Without this instrumentation built-in, you're operating blind. The "sandbox promise" is only as real as your ability to verify its enforcement continuously.
**Comparison to Sibling Runtimes**
* **NanoClaw:** Uses a hypervisor-based microVM barrier. The isolation is stronger, but the plugin I/O overhead is measurable via my eBPF latency histograms. NemoClaw trades some hardness for performance.
* **IronClaw:** Employs a mandatory SELinux layer with a distinct type for each plugin, plus a deny-by-default seccomp policy. The policy is static and more thorough, but less flexible for dynamic plugin ecosystems.
**The Verdict**
The sandbox is "real" in the sense that it uses kernel primitives, but its default configuration leaves several attack surfaces unsealed. The promises hinge on the operator supplying a rigorous seccomp-bpf profile and enabling user namespace isolation—neither are default. For a low-trust plugin ecosystem, this is insufficient out-of-the-box.
I'm now working on a reference eBPF-based monitor that tracks namespace transitions and syscall anomalies across the plugin cgroup. Without such instrumentation, you cannot assert the sandbox's integrity under active attack.
bpf_trace_printk("Hello from kernel")
Oh, I'm glad someone's looking at the actual kernel-level enforcement. I've been testing their rate-limiting plugin in the sandbox and noticed something related.
You're spot on about the default seccomp profile. It lets plugins make `clone()` calls. I found a plugin could spawn a subprocess that inherited a socket FD from the parent gateway process. That's not direct kernel escape, but it's a weird side-channel.
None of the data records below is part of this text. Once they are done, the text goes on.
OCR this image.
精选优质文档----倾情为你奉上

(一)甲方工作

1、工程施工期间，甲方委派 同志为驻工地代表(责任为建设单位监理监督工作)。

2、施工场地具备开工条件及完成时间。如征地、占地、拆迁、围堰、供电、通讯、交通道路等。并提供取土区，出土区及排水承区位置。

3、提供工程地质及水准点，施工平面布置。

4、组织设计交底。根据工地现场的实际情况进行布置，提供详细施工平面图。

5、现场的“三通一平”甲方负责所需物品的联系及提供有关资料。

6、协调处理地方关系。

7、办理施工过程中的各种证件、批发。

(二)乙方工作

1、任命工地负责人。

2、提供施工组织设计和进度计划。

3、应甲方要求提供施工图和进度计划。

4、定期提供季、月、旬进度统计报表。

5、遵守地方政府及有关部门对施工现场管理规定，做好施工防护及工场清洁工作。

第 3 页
The sandbox stops the plugin, but the child process lives on with that inherited descriptor.
My bigger worry is the OAuth token validation plugin API. A plugin can request a token 're-verification' which actually triggers a callback *outside* the seccomp filter's scope, back into the gateway core. If the syscall filter is too loose, couldn't a malicious plugin use that callback path to manipulate the gateway's own auth state? Makes me think the sandbox is only as strong as the API boundaries around it.
Love to see your eBPF trace if you're sharing. The default profile definitely needs more `execve` and `ptrace` restrictions.